Villiam sat and immediately reached for a leg of lamb. ‘Sit there, sister,’ he said to the nun, pointing with the meat to the chair across from the priest. Father Barnabas was licking his fingers—he never waited for Villiam to sit before he started eating. The servants brought the capon roast and twisted bread.

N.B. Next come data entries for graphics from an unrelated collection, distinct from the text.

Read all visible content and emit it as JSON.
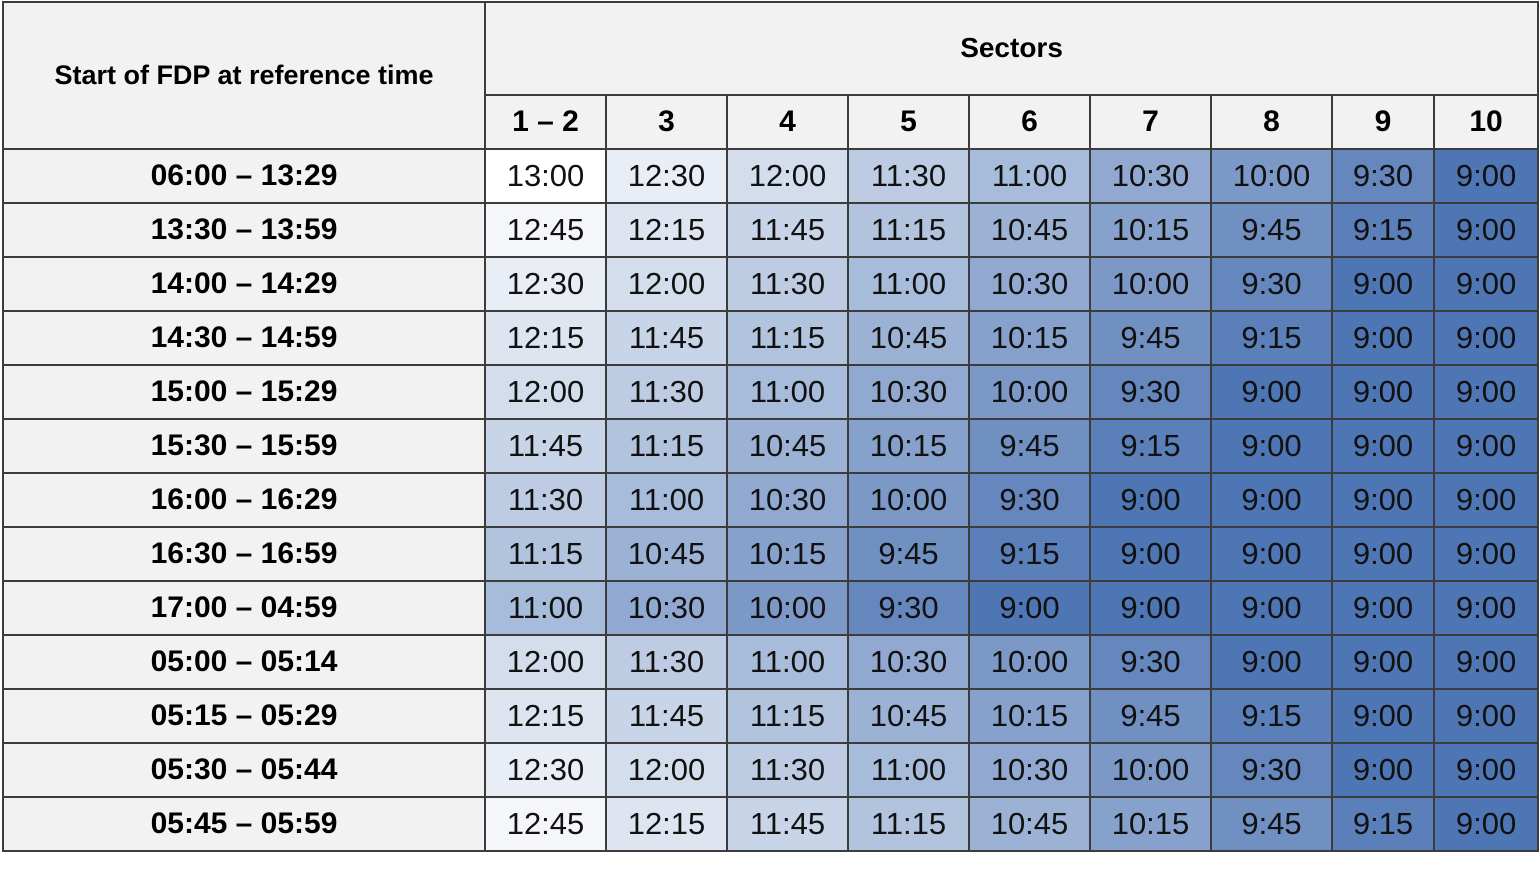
{
  "table": {
    "corner_header": "Start of FDP at reference time",
    "group_header": "Sectors",
    "columns": [
      "1 – 2",
      "3",
      "4",
      "5",
      "6",
      "7",
      "8",
      "9",
      "10"
    ],
    "rows": [
      {
        "label": "06:00 – 13:29",
        "values": [
          "13:00",
          "12:30",
          "12:00",
          "11:30",
          "11:00",
          "10:30",
          "10:00",
          "9:30",
          "9:00"
        ]
      },
      {
        "label": "13:30 – 13:59",
        "values": [
          "12:45",
          "12:15",
          "11:45",
          "11:15",
          "10:45",
          "10:15",
          "9:45",
          "9:15",
          "9:00"
        ]
      },
      {
        "label": "14:00 – 14:29",
        "values": [
          "12:30",
          "12:00",
          "11:30",
          "11:00",
          "10:30",
          "10:00",
          "9:30",
          "9:00",
          "9:00"
        ]
      },
      {
        "label": "14:30 – 14:59",
        "values": [
          "12:15",
          "11:45",
          "11:15",
          "10:45",
          "10:15",
          "9:45",
          "9:15",
          "9:00",
          "9:00"
        ]
      },
      {
        "label": "15:00 – 15:29",
        "values": [
          "12:00",
          "11:30",
          "11:00",
          "10:30",
          "10:00",
          "9:30",
          "9:00",
          "9:00",
          "9:00"
        ]
      },
      {
        "label": "15:30 – 15:59",
        "values": [
          "11:45",
          "11:15",
          "10:45",
          "10:15",
          "9:45",
          "9:15",
          "9:00",
          "9:00",
          "9:00"
        ]
      },
      {
        "label": "16:00 – 16:29",
        "values": [
          "11:30",
          "11:00",
          "10:30",
          "10:00",
          "9:30",
          "9:00",
          "9:00",
          "9:00",
          "9:00"
        ]
      },
      {
        "label": "16:30 – 16:59",
        "values": [
          "11:15",
          "10:45",
          "10:15",
          "9:45",
          "9:15",
          "9:00",
          "9:00",
          "9:00",
          "9:00"
        ]
      },
      {
        "label": "17:00 – 04:59",
        "values": [
          "11:00",
          "10:30",
          "10:00",
          "9:30",
          "9:00",
          "9:00",
          "9:00",
          "9:00",
          "9:00"
        ]
      },
      {
        "label": "05:00 – 05:14",
        "values": [
          "12:00",
          "11:30",
          "11:00",
          "10:30",
          "10:00",
          "9:30",
          "9:00",
          "9:00",
          "9:00"
        ]
      },
      {
        "label": "05:15 – 05:29",
        "values": [
          "12:15",
          "11:45",
          "11:15",
          "10:45",
          "10:15",
          "9:45",
          "9:15",
          "9:00",
          "9:00"
        ]
      },
      {
        "label": "05:30 – 05:44",
        "values": [
          "12:30",
          "12:00",
          "11:30",
          "11:00",
          "10:30",
          "10:00",
          "9:30",
          "9:00",
          "9:00"
        ]
      },
      {
        "label": "05:45 – 05:59",
        "values": [
          "12:45",
          "12:15",
          "11:45",
          "11:15",
          "10:45",
          "10:15",
          "9:45",
          "9:15",
          "9:00"
        ]
      }
    ]
  },
  "colors": {
    "heat_low": "#ffffff",
    "heat_high": "#4f76b4",
    "header_fill": "#f2f2f2",
    "border": "#3c3c3c"
  }
}
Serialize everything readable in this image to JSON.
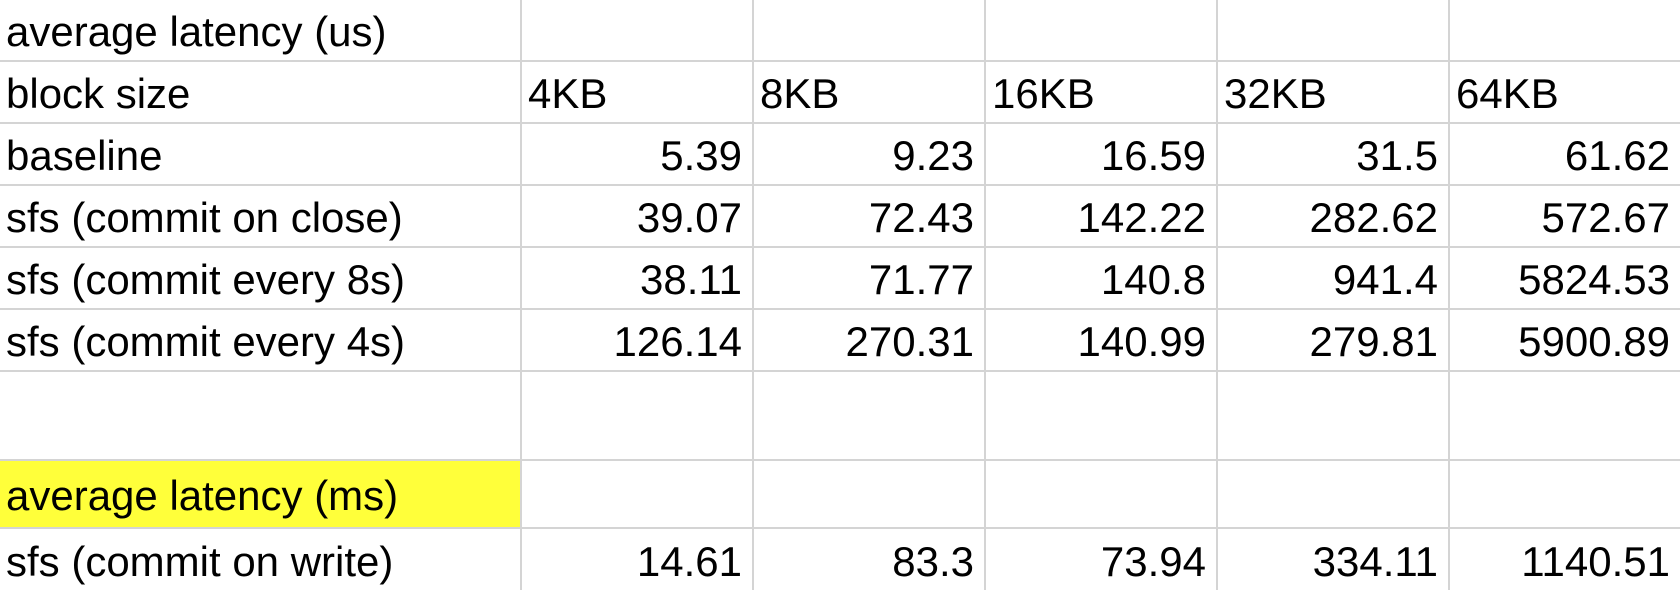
{
  "sheet": {
    "highlight_color": "#ffff3a",
    "grid_color": "#d4d4d4",
    "rows": [
      {
        "label": "average latency (us)",
        "values": [
          "",
          "",
          "",
          "",
          ""
        ],
        "type": "title",
        "highlight": false
      },
      {
        "label": "block size",
        "values": [
          "4KB",
          "8KB",
          "16KB",
          "32KB",
          "64KB"
        ],
        "type": "header",
        "highlight": false
      },
      {
        "label": "baseline",
        "values": [
          "5.39",
          "9.23",
          "16.59",
          "31.5",
          "61.62"
        ],
        "type": "data",
        "highlight": false
      },
      {
        "label": "sfs (commit on close)",
        "values": [
          "39.07",
          "72.43",
          "142.22",
          "282.62",
          "572.67"
        ],
        "type": "data",
        "highlight": false
      },
      {
        "label": "sfs (commit every 8s)",
        "values": [
          "38.11",
          "71.77",
          "140.8",
          "941.4",
          "5824.53"
        ],
        "type": "data",
        "highlight": false
      },
      {
        "label": "sfs (commit every 4s)",
        "values": [
          "126.14",
          "270.31",
          "140.99",
          "279.81",
          "5900.89"
        ],
        "type": "data",
        "highlight": false
      },
      {
        "label": "",
        "values": [
          "",
          "",
          "",
          "",
          ""
        ],
        "type": "empty",
        "highlight": false
      },
      {
        "label": "average latency (ms)",
        "values": [
          "",
          "",
          "",
          "",
          ""
        ],
        "type": "title",
        "highlight": true
      },
      {
        "label": "sfs (commit on write)",
        "values": [
          "14.61",
          "83.3",
          "73.94",
          "334.11",
          "1140.51"
        ],
        "type": "data",
        "highlight": false
      }
    ]
  }
}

Dibra sat silently at the other end of the table, trying to block out Villiam’s face with the candelabra so she would not have to watch him eat. Villiam was fine with that. Dibra wasn’t looking her best. She was underdressed for the occasion, and she didn’t care. It was still too hot to wear the customary dining gown, so she wore a simple yellow kirtle of thin linen. Her armpits were wet and clammy, the fabric tight around her bosom, which seemed to swell unusually on the left, as though her heart had become enlarged. Ironically, she felt her heart had gotten weaker and smaller recently. She was not self-pitying, however. ‘Women have lost children since the dawn of time,’ she told herself. She imagined women everywhere, all the stories she’d heard of children going missing, or children dying of fever or pox, babies dying in their cradles, strangled by their own lungs. If those women could go on, so could she. But only barely. She had nothing to distract her from her grief, nothing of any consequence—no needs or habits or work or interests. There was Luka, but his loyalty made him boring, actually. Until this moment. He was never late.
‘Is the singer not joining us?’ Dibra asked, masking her worry as mild curiosity.
‘He must be lagging on his journey back from Krisk,’ the priest answered.
‘It has never taken so long to fetch the singer before,’ Dibra said.
‘Well, today it has.’
‘The horseman left at dawn as usual?’
‘Who cares, Dibra?’ the priest said. He was deflecting in order to spare Villiam her distress about this other man, not knowing that Luka was good as dead. ‘And anyway, we have a nun instead.’
‘Yes, thank God for the nun,’ Villiam said and raised his cup.
‘Give me a nun any day,’ the priest said and raised his cup, too.
‘Of course,’ Dibra said and raised her cup.
Agata seemed to blush and lifted her cup. They all drank.
‘What is your name, sister?’ Dibra asked.
Agata opened her mouth, pointed inside, then waved her finger back and forth. The nun’s tongue had been cut out, they all saw.
‘Is that what they’re doing to girls now, Father? Cutting out their tongues?’ Dibra asked.